Teaching and courses
Find here examples of courses I taught. The teaching profession contributes probably more to the future of our society than any other profession. For me, teaching is sharing ideas and arguments – also my own ones – and practicing academic tools. In my teaching I try to apply basically the same principles as in my research. This is a problem driven approach, starting with a question to be answered (or aimed to be answered), followed by arguments, that is, theories which have the potential to be an answer to the question posed, and last but not least the testing of these theories. My lectures usually start with a question, which is subsequently discussed. Popular examples among students are ‘does internet make us lonely?’ – ‘ ‘better networks – better job?’ or ‘better a good neighbor than a distant friend?’
ISS – Interdisciplinary Social Sciences
ISS – Interdisciplinary Social Sciences – is a Bachelor’s programme (in Dutch: ASW, Algemene Sociale Wetenschappen) at the University of Amsterdam. Recently and together with a team, I designed a new curriculum for this programme and had the chance to read and learn a lot about the value of interdisciplinarity.
Social problems cannot be linked one-by-one with the social-science disciplines at our universities. As Popper already in 1963 put forward: “We are not students of some subject matter, but students of problems. And problems may cut right across the borders of any subject matter or discipline.”

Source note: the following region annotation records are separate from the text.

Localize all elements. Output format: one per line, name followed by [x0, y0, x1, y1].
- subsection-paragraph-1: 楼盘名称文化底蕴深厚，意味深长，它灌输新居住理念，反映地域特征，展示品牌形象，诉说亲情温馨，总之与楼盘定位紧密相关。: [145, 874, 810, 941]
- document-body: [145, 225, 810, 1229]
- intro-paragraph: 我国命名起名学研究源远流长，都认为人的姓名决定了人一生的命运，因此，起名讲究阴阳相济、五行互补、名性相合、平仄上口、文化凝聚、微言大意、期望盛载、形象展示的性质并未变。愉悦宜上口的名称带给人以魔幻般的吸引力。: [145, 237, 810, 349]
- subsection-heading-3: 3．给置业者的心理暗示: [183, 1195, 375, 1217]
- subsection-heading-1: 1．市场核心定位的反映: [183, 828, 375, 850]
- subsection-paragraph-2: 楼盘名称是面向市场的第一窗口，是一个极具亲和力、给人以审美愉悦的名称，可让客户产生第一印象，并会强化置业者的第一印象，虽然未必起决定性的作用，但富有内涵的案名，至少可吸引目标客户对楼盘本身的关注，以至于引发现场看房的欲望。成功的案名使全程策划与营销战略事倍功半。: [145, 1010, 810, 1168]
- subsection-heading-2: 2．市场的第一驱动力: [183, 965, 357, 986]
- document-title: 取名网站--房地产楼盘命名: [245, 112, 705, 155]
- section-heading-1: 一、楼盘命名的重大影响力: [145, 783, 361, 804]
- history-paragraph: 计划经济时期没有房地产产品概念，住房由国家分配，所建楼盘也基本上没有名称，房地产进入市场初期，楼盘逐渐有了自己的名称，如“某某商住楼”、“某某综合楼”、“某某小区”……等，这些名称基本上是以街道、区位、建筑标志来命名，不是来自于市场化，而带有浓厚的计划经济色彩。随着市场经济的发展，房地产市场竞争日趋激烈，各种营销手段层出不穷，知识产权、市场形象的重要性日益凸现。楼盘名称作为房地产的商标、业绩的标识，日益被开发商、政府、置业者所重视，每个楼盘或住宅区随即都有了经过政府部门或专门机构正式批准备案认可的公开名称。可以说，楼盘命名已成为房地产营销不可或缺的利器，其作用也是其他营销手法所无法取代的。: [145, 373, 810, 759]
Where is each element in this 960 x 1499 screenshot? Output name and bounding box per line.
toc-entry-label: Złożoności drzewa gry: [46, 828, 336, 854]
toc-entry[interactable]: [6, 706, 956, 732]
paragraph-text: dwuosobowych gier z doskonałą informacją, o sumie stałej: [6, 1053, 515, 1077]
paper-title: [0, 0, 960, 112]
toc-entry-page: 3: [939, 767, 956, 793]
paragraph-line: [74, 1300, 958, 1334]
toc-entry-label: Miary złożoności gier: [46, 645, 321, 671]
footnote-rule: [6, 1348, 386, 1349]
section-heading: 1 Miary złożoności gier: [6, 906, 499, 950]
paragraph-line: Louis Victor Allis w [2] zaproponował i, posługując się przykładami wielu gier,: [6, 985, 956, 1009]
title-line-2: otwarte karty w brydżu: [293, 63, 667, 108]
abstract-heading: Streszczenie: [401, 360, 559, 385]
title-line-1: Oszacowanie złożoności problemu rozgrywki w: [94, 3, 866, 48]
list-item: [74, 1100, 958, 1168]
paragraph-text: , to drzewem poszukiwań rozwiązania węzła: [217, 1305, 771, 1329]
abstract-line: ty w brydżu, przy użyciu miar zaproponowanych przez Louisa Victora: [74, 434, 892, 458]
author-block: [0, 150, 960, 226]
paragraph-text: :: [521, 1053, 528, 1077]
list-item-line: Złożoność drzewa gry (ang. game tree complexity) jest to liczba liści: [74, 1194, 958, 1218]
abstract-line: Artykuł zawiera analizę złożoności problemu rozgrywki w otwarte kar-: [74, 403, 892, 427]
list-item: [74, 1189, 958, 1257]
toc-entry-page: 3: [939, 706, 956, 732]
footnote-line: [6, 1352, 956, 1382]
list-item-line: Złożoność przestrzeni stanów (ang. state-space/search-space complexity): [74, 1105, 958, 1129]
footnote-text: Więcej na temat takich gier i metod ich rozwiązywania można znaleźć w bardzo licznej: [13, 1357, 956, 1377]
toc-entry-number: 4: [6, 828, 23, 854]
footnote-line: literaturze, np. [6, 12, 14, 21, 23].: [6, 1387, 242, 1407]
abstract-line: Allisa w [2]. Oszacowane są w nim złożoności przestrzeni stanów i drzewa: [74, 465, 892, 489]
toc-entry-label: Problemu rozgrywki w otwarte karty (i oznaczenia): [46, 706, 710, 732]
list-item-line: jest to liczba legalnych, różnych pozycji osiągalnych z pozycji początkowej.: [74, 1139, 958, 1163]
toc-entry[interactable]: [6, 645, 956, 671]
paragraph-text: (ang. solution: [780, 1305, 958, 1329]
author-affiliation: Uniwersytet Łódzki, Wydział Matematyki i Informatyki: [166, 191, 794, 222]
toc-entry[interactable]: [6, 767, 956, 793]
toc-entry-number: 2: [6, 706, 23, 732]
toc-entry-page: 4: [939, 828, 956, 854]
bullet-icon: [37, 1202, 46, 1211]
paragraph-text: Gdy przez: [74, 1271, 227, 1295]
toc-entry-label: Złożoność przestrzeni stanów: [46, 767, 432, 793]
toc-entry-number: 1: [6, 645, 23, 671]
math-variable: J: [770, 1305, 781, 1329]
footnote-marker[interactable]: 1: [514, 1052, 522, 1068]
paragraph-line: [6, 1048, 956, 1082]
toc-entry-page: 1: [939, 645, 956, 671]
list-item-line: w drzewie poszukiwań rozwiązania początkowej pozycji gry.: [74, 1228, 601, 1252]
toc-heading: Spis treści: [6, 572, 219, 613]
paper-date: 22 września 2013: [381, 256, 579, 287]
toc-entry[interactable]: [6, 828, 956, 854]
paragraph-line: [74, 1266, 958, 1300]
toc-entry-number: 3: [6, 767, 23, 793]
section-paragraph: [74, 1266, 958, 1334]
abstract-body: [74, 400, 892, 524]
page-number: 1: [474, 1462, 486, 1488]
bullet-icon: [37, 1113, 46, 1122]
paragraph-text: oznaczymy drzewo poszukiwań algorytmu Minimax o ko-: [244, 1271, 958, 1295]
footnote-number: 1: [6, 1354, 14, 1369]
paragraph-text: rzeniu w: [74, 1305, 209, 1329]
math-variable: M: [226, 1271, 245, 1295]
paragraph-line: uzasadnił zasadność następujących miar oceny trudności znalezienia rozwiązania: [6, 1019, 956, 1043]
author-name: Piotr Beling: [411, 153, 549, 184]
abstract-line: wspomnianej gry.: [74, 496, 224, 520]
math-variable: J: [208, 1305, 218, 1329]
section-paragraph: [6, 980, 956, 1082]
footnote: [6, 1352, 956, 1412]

In the ASW-Bachelor’s programme, students learn the differences and similarities between a number of disciplines in the Social Sciences. Importantly, they learn to combine insights and become educated as interdisciplinary researchers and professionals: people who can easily switch perspectives, build bridges, who have general as well as in–depth knowledge of social and scientific problems – and who, last but not least, are eager to contribute to the solutions of these problems.